My left ear was almost torn off. My arms and shoulders contained holes and shrapnel. I looked at my legs. My left ankle was shattered from a twenty-millimeter-cannon shot. The calf of my left leg had, I surmised, a 7.7 bullet through it. In my groin I had been shot completely through the leg by twenty-millimeter shrapnel. Inside of my leg was a gash bigger than my fist.

“I’ll get out my first-aid equipment from my jungle pack. I’d better start patching this stuff up.”

I kept talking to myself like that. I had lots of time. The Pacific would wait.

Even to my watch, which was smashed, I talked also. The impact had crushed it at a quarter to eight on the early morning raid. But I said to it: “I’ll have a nice long day to fix you up.”

I didn’t, though. Instead, I spent about two hours trying to bandage myself. It was difficult getting out these bandages, for the waves that day in the old South Pacific were about seven feet or so long. They are hard enough to ride on a comparatively calm day, and the day wasn’t calm.
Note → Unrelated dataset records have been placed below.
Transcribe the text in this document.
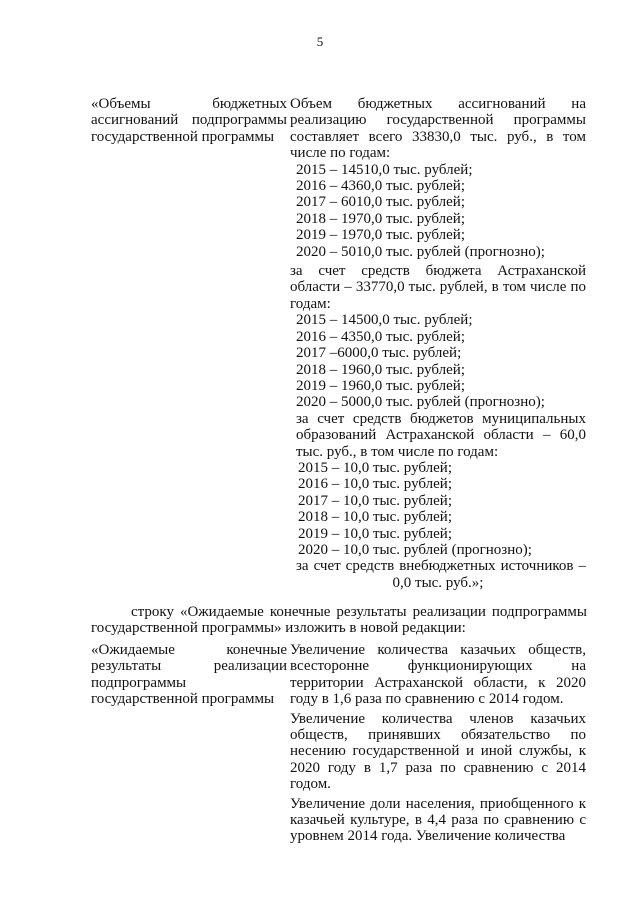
5
«Объемы бюджетных ассигнований подпрограммы государственной программы

Объем бюджетных ассигнований на реализацию государственной программы составляет всего 33830,0 тыс. руб., в том числе по годам:

2015 – 14510,0 тыс. рублей;

2016 – 4360,0 тыс. рублей;

2017 – 6010,0 тыс. рублей;

2018 – 1970,0 тыс. рублей;

2019 – 1970,0 тыс. рублей;

2020 – 5010,0 тыс. рублей (прогнозно);

за счет средств бюджета Астраханской области – 33770,0 тыс. рублей, в том числе по годам:

2015 – 14500,0 тыс. рублей;

2016 – 4350,0 тыс. рублей;

2017 –6000,0 тыс. рублей;

2018 – 1960,0 тыс. рублей;

2019 – 1960,0 тыс. рублей;

2020 – 5000,0 тыс. рублей (прогнозно);

за счет средств бюджетов муниципальных образований Астраханской области – 60,0 тыс. руб., в том числе по годам:

2015 – 10,0 тыс. рублей;

2016 – 10,0 тыс. рублей;

2017 – 10,0 тыс. рублей;

2018 – 10,0 тыс. рублей;

2019 – 10,0 тыс. рублей;

2020 – 10,0 тыс. рублей (прогнозно);

за счет средств внебюджетных источников –

0,0 тыс. руб.»;

строку «Ожидаемые конечные результаты реализации подпрограммы
государственной программы» изложить в новой редакции:
«Ожидаемые конечные результаты реализации подпрограммы государственной программы

Увеличение количества казачьих обществ, всесторонне функционирующих на территории Астраханской области, к 2020 году в 1,6 раза по сравнению с 2014 годом.

Увеличение количества членов казачьих обществ, принявших обязательство по несению государственной и иной службы, к 2020 году в 1,7 раза по сравнению с 2014 годом.

Увеличение доли населения, приобщенного к казачьей культуре, в 4,4 раза по сравнению с уровнем 2014 года. Увеличение количества
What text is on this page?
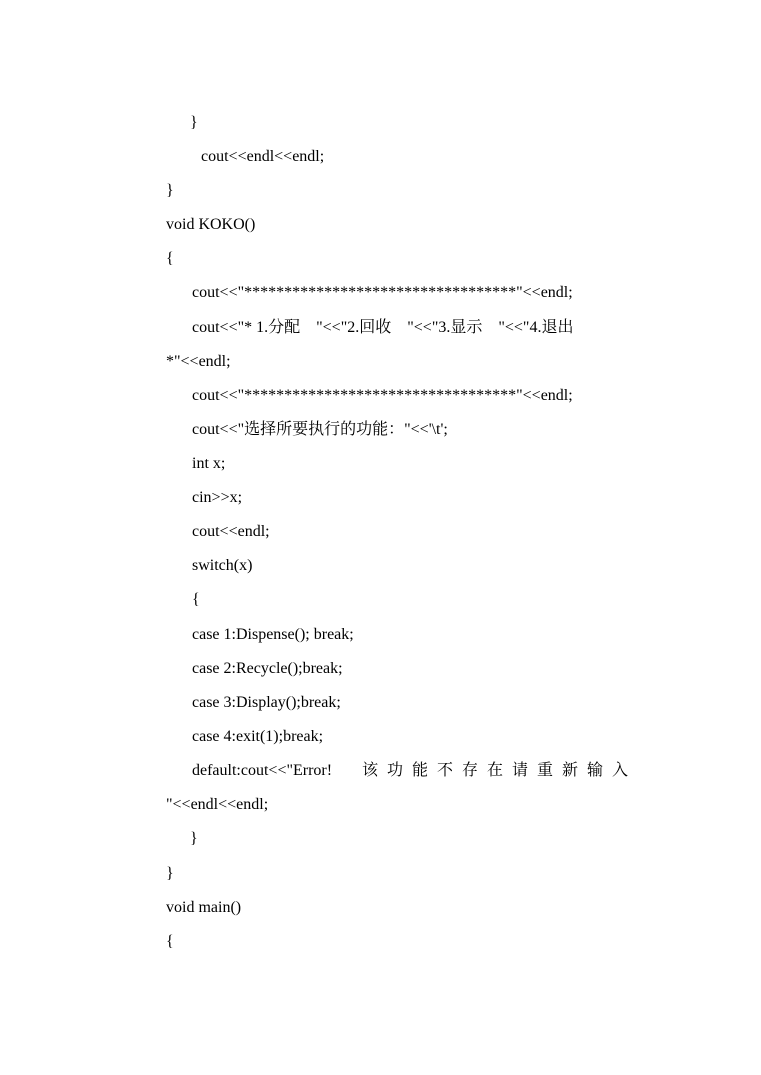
}
cout<<endl<<endl;
}
void KOKO()
{
cout<<"**********************************"<<endl;
cout<<"* 1.分配    "<<"2.回收    "<<"3.显示    "<<"4.退出
*"<<endl;
cout<<"**********************************"<<endl;
cout<<"选择所要执行的功能："<<'\t';
int x;
cin>>x;
cout<<endl;
switch(x)
{
case 1:Dispense(); break;
case 2:Recycle();break;
case 3:Display();break;
case 4:exit(1);break;
default:cout<<"Error! 该功能不存在请重新输入
"<<endl<<endl;
}
}
void main()
{
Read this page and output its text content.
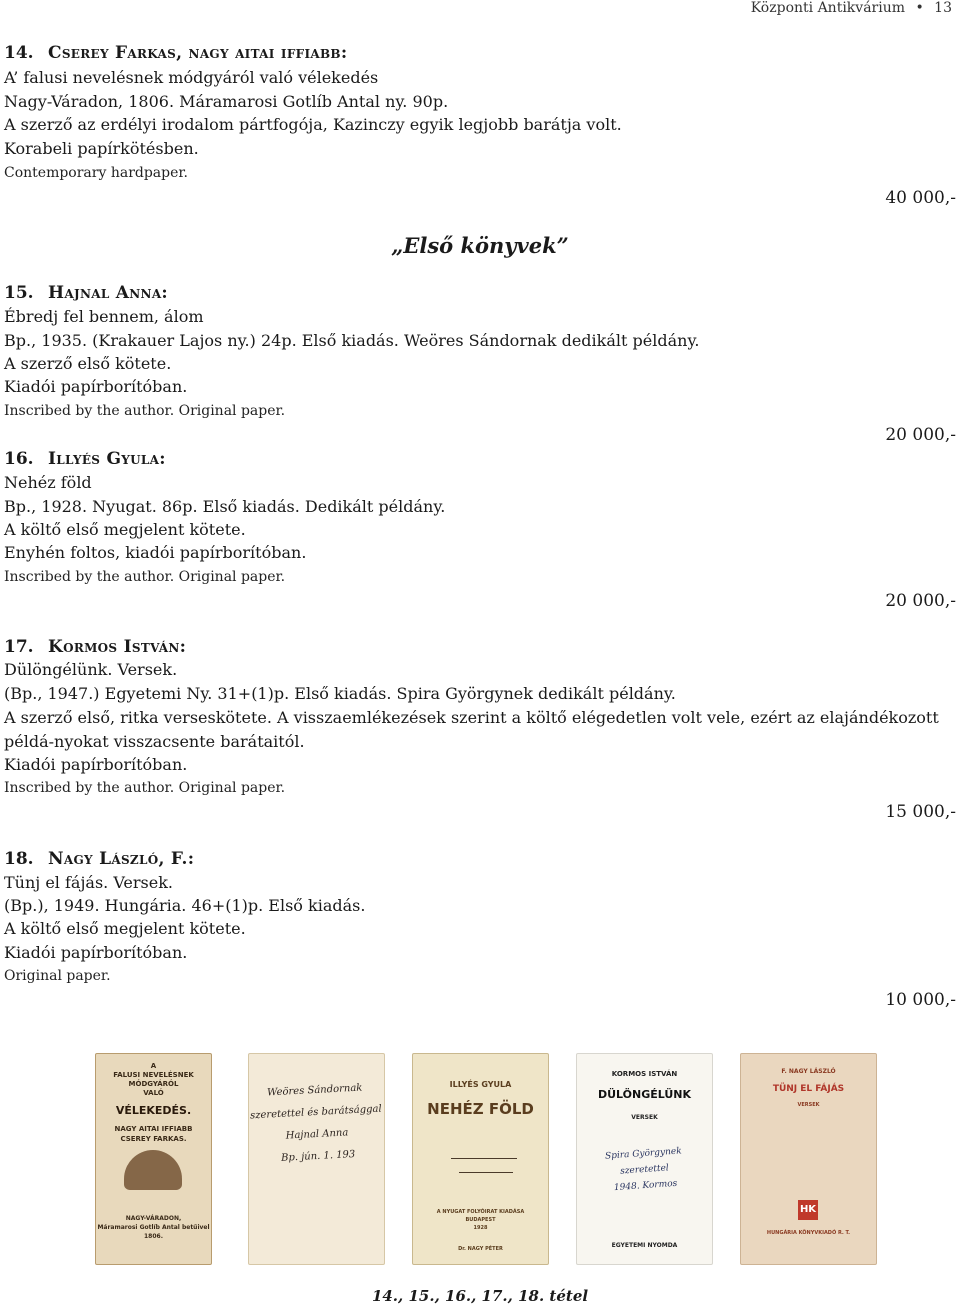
Központi Antikvárium • 13
14. Cserey Farkas, nagy aitai iffiabb:
A’ falusi nevelésnek módgyáról való vélekedés
Nagy-Váradon, 1806. Máramarosi Gotlíb Antal ny. 90p.
A szerző az erdélyi irodalom pártfogója, Kazinczy egyik legjobb barátja volt.
Korabeli papírkötésben.
Contemporary hardpaper.
40 000,-
„Első könyvek”
15. Hajnal Anna:
Ébredj fel bennem, álom
Bp., 1935. (Krakauer Lajos ny.) 24p. Első kiadás. Weöres Sándornak dedikált példány.
A szerző első kötete.
Kiadói papírborítóban.
Inscribed by the author. Original paper.
20 000,-
16. Illyés Gyula:
Nehéz föld
Bp., 1928. Nyugat. 86p. Első kiadás. Dedikált példány.
A költő első megjelent kötete.
Enyhén foltos, kiadói papírborítóban.
Inscribed by the author. Original paper.
20 000,-
17. Kormos István:
Dülöngélünk. Versek.
(Bp., 1947.) Egyetemi Ny. 31+(1)p. Első kiadás. Spira Györgynek dedikált példány.
A szerző első, ritka verseskötete. A visszaemlékezések szerint a költő elégedetlen volt vele, ezért az elajándékozott példá-nyokat visszacsente barátaitól.
Kiadói papírborítóban.
Inscribed by the author. Original paper.
15 000,-
18. Nagy László, F.:
Tünj el fájás. Versek.
(Bp.), 1949. Hungária. 46+(1)p. Első kiadás.
A költő első megjelent kötete.
Kiadói papírborítóban.
Original paper.
10 000,-
A
FALUSI NEVELÉSNEK
MÓDGYÁRÓL
VALÓ
VÉLEKEDÉS.
NAGY AITAI IFFIABB
CSEREY FARKAS.
NAGY-VÁRADON,
Máramarosi Gotlíb Antal betűivel
1806.
Weöres Sándornak
szeretettel és barátsággal
Hajnal Anna
Bp. jún. 1. 193
ILLYÉS GYULA
NEHÉZ FÖLD
A NYUGAT FOLYÓIRAT KIADÁSA
BUDAPEST
1928
Dr. NAGY PÉTER
KORMOS ISTVÁN
DÜLÖNGÉLÜNK
VERSEK
Spira Györgynek
szeretettel
1948. Kormos
EGYETEMI NYOMDA
F. NAGY LÁSZLÓ
TÜNJ EL FÁJÁS
VERSEK
HK
HUNGÁRIA KÖNYVKIADÓ R. T.
14., 15., 16., 17., 18. tétel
After I had bandaged myself as well as I could, I started looking around to see if I could tell where I was or where I was drifting. I found that my raft contained only one paddle instead of the customary two. So this one little paddle, which fitted over the hand much like an odd sort of glove, was not of much use to me.

Talking to myself, I said: “This is like being up shit creek without a paddle.”

Far off to the south, as I drifted, I could see the distant shore of New Britain. Far to the north were the shores of New Ireland. Maybe in time I could have made one or the other of these islands. I don’t know. But there is something odd about drifting that I may as well record. All of us have read, or have been told, the thoughts that have gone through other men under similar circumstances. But in my case it was a little tune that Moon Mullin had originated. And now it kept going through my mind, bothering me, and I couldn’t forget it. It was always there, running on and on:

“On a rowboat at Rabaul
,

    
On a rowboat at Rabaul …”

The waves continued singing it to me as they slapped my rubber boat. It could have been much the same, perhaps, as when riding on a train, and the rails and the wheels clicking away, pounding out some tune, over and over, and never stopping.

The waves against this little rubber boat, against the bottom of it, against the sides of it, continued pounding out:

“… On a rowboat at Rabaul
,

    
You’re not behind a plow …”

And I thought: “Oh, Moon Mullin, if only I had you here, I’d wring your doggone neck for ever composing that damn song.”

About six months after World War II was over, and
before I had a chance to answer a letter I received from Moon, who was then stationed in Japan, I read of his death in the newspaper. I still felt that it was my duty to write his parents, so I wrote a kind of letter different from my others, as I was as much in the dark as they were concerning Moon’s last flight.

23

The past appears to be the present sometimes, as I may have mentioned before. And the present sometimes appears to be the past. And there is the future in mind, also, for all of us, but I personally find myself much better off not worrying about either the past or the future. Merely taking care of the present is all I can handle.